Hypersensitivity to sensory stimuli is also not uncommon in both groups of children. Parents of gifted and AS children alike often can tell stories of their child’s adamant refusal to wear certain kinds of materials, to eat foods of a certain texture, to recoil or run at the sound of noises they find particularly abrasive, or to refuse some kinds of touch.
Proposed Characteristics to Differentiate Ordinary Gifted Children from Gifted Children with Asperger’s Syndrome
|Differentiating Characteristic||Ordinary Gifted||Gifted with Asperger’s Syndrome|
|Speech Patterns||Normal, but may have language of older child||Pedantic, seamless speech|
|Response to Routines||May passively resist, but will often go along||Very low tolerance for change, agitation, aggression|
|Disturbance of Attention||If disturbance exists, it is usually external||Disturbance is internal|
|Humor||Engages in socially reciprocal humor||Can do word play, but typically doesn’t understand humor that requires social reciprocity|
|Motor Clumsiness||Not characteristic of most gifted children||50-90 % of Asperger children manifest|
|Inappropriate Affect||Not a characteristic||Nearly always observed|
|Insight||Insight usually good||Usually remarkably absent|
|Stereotypy||Not a characteristic||May be present|
Distinguishing Normal Giftedness From Asperger’s Syndrome
Several similarities between gifted children and children with AS have been noted. Some of the distinguishing criteria are listed in Table 1. One distinguishing characteristic may be found in speech patterns. AS children, like ordinary gifted children, can evidence fluent speech that seems characterized by original and analytic thinking. Although both groups of children can be highly verbal, AS children are typically pedantic, while normal gifted children are not. Frith (1991) suggested a distinction may be made by the seamlessness of the speech. AS individuals may demonstrate seamless mixtures of knowledge and personal accounts in their written or oral responses to questions. They run on and on, blending content, personal reflections, and autobiographical illustrations. They do so perhaps because they are not aware of the purpose of the questions.
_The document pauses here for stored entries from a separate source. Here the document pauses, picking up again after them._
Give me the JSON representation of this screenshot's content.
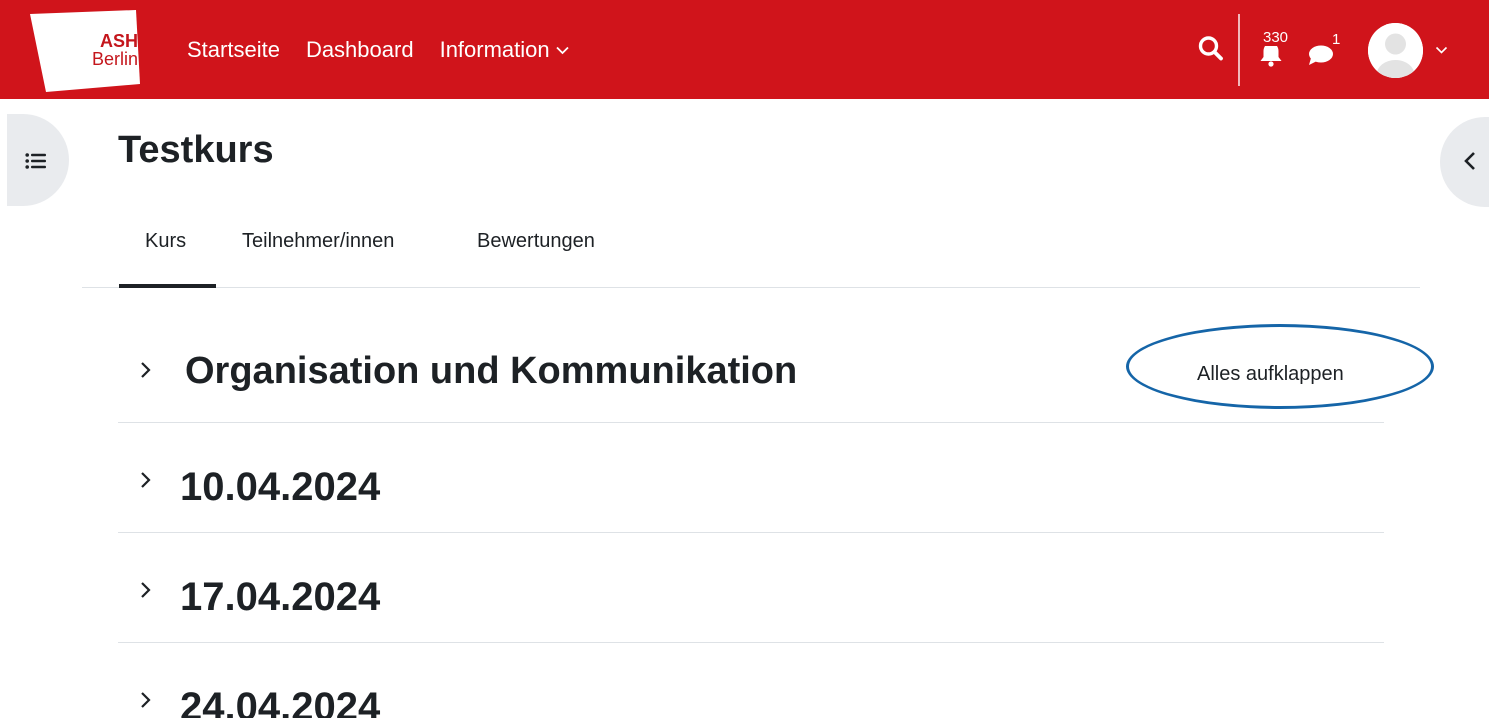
{
  "brand": {
    "line1": "ASH",
    "line2": "Berlin",
    "primary_color": "#d0141b"
  },
  "navbar": {
    "links": [
      "Startseite",
      "Dashboard",
      "Information"
    ],
    "icons": [
      "search-icon",
      "bell-icon",
      "comment-icon",
      "user-avatar-icon",
      "chevron-down-icon"
    ],
    "notifications_count": "330",
    "messages_count": "1"
  },
  "page": {
    "title": "Testkurs"
  },
  "tabs": [
    {
      "label": "Kurs",
      "active": true
    },
    {
      "label": "Teilnehmer/innen",
      "active": false
    },
    {
      "label": "Bewertungen",
      "active": false
    }
  ],
  "course": {
    "expand_all_label": "Alles aufklappen",
    "annotation_color": "#1565a8",
    "sections": [
      {
        "title": "Organisation und Kommunikation",
        "collapsed": true
      },
      {
        "title": "10.04.2024",
        "collapsed": true
      },
      {
        "title": "17.04.2024",
        "collapsed": true
      },
      {
        "title": "24.04.2024",
        "collapsed": true
      }
    ]
  }
}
A second difference lies in how they respond to routines or structure. Although both are sometimes described as resistant to routine at home or school, ordinary gifted children are not nearly as rigid about routines as some AS children are. Also, gifted children, as a rule, do not have the kinds of difficulties coping with change that AS children have. AS children can have great difficulty with the lockstep scheduling and routine of traditional classrooms, and they may refuse to cooperate with common learning tasks of school. Gifted children may express displeasure about routines and may passively resist them, but they are not as likely to panic or become aggressive as are AS children. Although both the gifted and the Asperger learner may complain about schedules and procedures, the latter is more likely to become obsessive about it (Barron & Barron, 1992; Clark, 1992; Klin & Volkmar, 1995).
There is also a difference in the whimsical behaviors that characterize AS children and some gifted children. Margaret Dewey (1992) wrote of the differences between autistic eccentricity and “garden variety eccentricity.” Her observations may be useful to those trying to draw a line between normal gifted behaviors and AS behaviors. She noted that the normal eccentric person is aware that others will regard his or her eccentric behaviors as odd, while the individual with AS is not aware. People with AS often have no sense that they have done anything out of the ordinary. This obliviousness to social conventions is a trademark of the disorder. Several writers trace this obliviousness to the lack of a “theory of mind” (Atwood, 1998).